Der Schlüssel dafür soll aus Nordschweden kommen: billiger Strom aus Wasser- und Windkraft. Auf den setzt SSAB nicht nur für klimafreundliches Recycling von Stahlschrott, sondern auch für die Herstellung von grünem Wasserstoff. Mit dessen Hilfe wiederum wird aus Eisenerz das Stahl-Vorprodukt Eisenschwamm gewonnen.
Nach der Pilotanlage, in der 2021 erstmals Eisenschwamm mit dieser Technik hergestellt wurde, bereitet SSAB am Standort Luleå den Bau eines neuen Stahlwerks für 4,5 Milliarden Euro vor. Allein durch die Umstellung der Stahlproduktion auf dieses Werk sollen die schwedischen CO2-Emissionen um sieben Prozent sinken.
3.000 Menschen arbeiten bei Stegra an grünem Stahl
Allerdings läuft es nicht ohne Hindernisse: der Produktionsstart wurde gerade erst um ein Jahr auf Ende 2029 verschoben. Der Grund: Vattenfall meldete Verzögerungen bei der nötigen Verstärkung des Stromübertragungsnetzes. SSAB will bis 2045 ganz fossilfrei sein, der erste grüne Stahl soll ab 2026 aus dem Werk in Oxelösund kommen. Kokerei und Hochöfen werden dafür ersetzt mit Techniken für die Stahlproduktion aus Stahlschrott und Eisenschwamm.
Green-Steel-Konkurrent Stegra hat keine alte Infrastruktur zum Umrüsten – er baut in Boden, nicht weit von Luleå, eine gigantische Anlage aus dem Nichts.
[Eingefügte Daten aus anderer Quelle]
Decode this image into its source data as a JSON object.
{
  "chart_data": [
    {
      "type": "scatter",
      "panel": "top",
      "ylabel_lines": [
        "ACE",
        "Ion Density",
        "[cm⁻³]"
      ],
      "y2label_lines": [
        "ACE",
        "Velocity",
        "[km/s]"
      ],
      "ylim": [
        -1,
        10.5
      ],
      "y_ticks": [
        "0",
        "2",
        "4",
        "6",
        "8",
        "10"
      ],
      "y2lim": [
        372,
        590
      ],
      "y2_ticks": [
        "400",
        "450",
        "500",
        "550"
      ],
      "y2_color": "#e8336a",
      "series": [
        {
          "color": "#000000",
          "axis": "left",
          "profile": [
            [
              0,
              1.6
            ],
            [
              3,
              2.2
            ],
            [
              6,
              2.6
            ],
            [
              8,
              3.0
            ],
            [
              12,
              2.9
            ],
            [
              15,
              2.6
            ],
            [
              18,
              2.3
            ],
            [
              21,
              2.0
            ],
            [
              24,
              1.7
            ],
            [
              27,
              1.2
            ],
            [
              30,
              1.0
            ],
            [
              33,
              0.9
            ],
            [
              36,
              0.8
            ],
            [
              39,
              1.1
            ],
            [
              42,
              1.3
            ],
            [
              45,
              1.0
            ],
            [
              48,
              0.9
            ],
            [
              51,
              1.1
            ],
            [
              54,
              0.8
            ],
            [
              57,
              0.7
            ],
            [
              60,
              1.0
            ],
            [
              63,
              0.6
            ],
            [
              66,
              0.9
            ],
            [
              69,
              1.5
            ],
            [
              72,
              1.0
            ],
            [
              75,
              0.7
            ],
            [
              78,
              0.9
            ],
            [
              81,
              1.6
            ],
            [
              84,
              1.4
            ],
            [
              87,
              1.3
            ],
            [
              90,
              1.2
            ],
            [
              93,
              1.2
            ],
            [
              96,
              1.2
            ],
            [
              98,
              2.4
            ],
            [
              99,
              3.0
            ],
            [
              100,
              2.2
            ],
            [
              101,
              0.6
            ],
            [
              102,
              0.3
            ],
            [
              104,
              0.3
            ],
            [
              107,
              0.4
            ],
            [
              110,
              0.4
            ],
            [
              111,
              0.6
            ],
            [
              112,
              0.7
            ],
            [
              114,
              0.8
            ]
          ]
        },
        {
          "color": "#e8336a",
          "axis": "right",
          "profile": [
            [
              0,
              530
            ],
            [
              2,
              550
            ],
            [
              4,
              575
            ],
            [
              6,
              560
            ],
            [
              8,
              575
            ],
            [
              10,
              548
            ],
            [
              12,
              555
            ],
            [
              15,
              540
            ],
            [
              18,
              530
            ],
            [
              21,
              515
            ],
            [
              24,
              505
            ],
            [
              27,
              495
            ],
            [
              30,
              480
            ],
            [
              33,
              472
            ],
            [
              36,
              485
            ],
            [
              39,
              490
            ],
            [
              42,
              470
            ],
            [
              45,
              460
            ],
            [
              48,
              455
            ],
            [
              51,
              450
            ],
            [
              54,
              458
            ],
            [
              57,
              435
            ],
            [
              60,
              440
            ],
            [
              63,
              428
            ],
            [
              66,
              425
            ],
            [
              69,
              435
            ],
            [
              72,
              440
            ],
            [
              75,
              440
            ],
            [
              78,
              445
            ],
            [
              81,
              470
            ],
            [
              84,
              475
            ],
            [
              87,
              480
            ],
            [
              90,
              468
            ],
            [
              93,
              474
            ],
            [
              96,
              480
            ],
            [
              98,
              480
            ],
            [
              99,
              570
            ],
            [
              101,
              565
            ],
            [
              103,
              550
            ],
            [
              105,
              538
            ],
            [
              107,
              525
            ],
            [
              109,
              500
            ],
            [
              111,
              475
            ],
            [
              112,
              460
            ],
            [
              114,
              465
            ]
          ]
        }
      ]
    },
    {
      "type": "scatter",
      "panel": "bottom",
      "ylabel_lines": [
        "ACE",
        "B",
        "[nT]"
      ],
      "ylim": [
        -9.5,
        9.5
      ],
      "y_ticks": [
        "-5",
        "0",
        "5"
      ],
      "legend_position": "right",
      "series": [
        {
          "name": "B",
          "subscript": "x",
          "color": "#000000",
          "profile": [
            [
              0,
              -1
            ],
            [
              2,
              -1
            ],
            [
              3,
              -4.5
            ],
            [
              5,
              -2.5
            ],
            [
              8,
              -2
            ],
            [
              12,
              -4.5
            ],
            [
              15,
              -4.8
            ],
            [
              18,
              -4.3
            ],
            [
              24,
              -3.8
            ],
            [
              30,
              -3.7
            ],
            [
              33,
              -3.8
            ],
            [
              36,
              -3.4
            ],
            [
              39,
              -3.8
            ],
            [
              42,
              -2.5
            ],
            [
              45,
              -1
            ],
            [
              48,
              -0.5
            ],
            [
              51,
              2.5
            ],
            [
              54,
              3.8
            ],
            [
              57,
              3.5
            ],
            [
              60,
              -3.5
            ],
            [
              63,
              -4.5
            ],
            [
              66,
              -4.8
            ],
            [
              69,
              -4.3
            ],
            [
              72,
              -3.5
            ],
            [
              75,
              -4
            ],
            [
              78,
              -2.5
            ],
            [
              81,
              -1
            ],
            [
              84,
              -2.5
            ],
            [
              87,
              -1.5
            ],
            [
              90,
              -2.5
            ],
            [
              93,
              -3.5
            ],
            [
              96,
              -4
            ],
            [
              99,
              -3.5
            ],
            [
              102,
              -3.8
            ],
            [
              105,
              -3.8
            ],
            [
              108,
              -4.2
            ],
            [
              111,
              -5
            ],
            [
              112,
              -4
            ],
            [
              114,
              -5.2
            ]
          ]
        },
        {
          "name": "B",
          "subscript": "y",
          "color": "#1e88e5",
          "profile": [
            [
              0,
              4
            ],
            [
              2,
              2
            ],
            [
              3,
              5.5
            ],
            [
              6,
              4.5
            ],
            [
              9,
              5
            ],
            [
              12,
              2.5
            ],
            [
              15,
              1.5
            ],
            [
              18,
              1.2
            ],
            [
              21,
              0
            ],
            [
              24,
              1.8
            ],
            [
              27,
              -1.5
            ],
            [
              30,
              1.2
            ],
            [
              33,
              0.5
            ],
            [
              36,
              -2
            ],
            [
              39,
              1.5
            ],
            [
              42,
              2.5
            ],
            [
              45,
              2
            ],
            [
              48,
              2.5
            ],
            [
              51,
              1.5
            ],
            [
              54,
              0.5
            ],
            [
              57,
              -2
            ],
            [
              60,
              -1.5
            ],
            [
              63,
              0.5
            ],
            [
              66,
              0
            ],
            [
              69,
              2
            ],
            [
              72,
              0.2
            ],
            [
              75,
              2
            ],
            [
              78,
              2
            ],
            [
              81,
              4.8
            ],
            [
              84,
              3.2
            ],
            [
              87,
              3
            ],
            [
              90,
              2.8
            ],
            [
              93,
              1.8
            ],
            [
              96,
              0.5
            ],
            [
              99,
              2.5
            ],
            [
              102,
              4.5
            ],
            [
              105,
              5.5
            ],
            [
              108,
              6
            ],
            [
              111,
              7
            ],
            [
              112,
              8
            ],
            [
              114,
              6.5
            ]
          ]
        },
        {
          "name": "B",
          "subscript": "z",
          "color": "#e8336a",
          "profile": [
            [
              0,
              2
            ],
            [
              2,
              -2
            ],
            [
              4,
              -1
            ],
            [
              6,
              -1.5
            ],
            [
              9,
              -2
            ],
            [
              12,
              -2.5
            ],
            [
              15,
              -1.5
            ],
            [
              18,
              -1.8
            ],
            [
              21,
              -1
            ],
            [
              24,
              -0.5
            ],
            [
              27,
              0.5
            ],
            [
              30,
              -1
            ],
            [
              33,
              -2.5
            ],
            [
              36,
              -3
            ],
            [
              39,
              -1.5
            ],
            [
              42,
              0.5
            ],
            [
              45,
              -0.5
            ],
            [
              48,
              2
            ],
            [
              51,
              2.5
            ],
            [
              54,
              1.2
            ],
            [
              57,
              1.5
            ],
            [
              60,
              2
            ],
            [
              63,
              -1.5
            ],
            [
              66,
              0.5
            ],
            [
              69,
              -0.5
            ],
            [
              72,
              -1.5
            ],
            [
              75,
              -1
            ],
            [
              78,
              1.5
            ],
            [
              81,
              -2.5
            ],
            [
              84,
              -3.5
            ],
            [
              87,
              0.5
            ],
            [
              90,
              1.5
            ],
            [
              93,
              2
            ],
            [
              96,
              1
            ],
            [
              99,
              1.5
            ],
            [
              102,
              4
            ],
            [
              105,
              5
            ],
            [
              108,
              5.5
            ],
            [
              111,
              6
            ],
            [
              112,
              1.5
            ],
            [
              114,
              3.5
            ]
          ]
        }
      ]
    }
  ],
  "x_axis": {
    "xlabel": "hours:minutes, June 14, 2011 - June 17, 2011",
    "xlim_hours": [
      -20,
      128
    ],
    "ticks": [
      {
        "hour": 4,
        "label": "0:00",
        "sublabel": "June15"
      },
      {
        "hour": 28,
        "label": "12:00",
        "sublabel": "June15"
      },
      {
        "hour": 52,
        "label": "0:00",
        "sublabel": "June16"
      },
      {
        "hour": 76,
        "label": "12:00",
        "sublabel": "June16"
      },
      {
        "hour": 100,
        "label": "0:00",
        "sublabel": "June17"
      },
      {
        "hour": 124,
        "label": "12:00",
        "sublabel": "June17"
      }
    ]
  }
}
Seit der Northvolt-Pleite steht Stegra allerdings unter Beobachtung: Gründer, Investoren und Finanzierungsmodell sind teilweise dieselben wie beim gescheiterten Batteriehersteller. Stegra-Chef Henrik Henriksson setzt nun betont auf Vernunft statt Großspurigkeit: Expansionspläne, unter anderem nach Portugal, Brasilien und Kanada, liegen erstmal auf Eis. Der Fokus liege nun einzig auf Boden.
Dort arbeiten derzeit 3.000 Menschen rund um die Uhr, ab Herbst sollen es 5.000 sein. Stegra baut alles an einem Ort, neben dem Stahlwerk eine riesige Elektrolyse-Anlage zur Herstellung von Wasserstoff. Im Herbst 2026 soll hier die industrielle Produktion losgehen. Auch in Boden wurde der Startzeitpunkt mehrfach verschoben.
75 Milliarden Kronen, rund 6,7 Milliarden Euro, hatte Stegra eingesammelt – unter anderem mit dem Verkauf noch nicht existierender Ware, wie es auch Northvolt getan hatte. Kunden sind unter anderem deutsche Autohersteller. An öffentlicher Förderung gab es für Stegra bisher 360 Millionen Euro von EU und Schweden.
In der ersten Phase will das Unternehmen 2,5 Tonnen Stahl pro Jahr produzieren. Zum Vergleich: Arcelormittal, weltweit Nummer 2 der Branche, produzierte im vergangenen Jahr 65 Millionen Tonnen Rohstahl.
Grünen Stahl rechnet sich nicht?
Ob der Strom vor Ort in Schweden reicht, um die Produktion in einer geplanten zweiten Phase zu verdoppeln, ist noch unklar. Selbst in Schwedens Norden bleibt der enorme Strombedarf des grünen Stahls eine zentrale Herausforderung.
Kritisch beäugt werden die Investitionen etwa vom wirtschaftsnahen schwedischen Forschungsinstitut IFN. Dort kamen Ökonomen zu dem Ergebnis, dass der in der Herstellung teurere grüne Stahl ökonomisch nicht tragfähig sein werde. Dessen langfristige Wirtschaftlichkeit setze unter anderem voraus, dass Strompreise niedrig bleiben und CO2-Preise hoch, was beides nicht gesichert sei.
Außerdem müsse Stahlgiganten weltweit scheitern bei ihren Versuchen, billigere Möglichkeiten zur Verminderung ihrer Emissionen zu entwickeln. Die Ökonomen warnen vor gigantischer Versenkung von Geldern in eine Technik ohne Zukunft.
Die schwedischen Pioniere winken ab. Man habe die Entwicklung der Technik weltweit im Blick, hieß es unter anderem. Und für das schwedische Eisenerz passe die Wasserstoff-Technik hervorragend.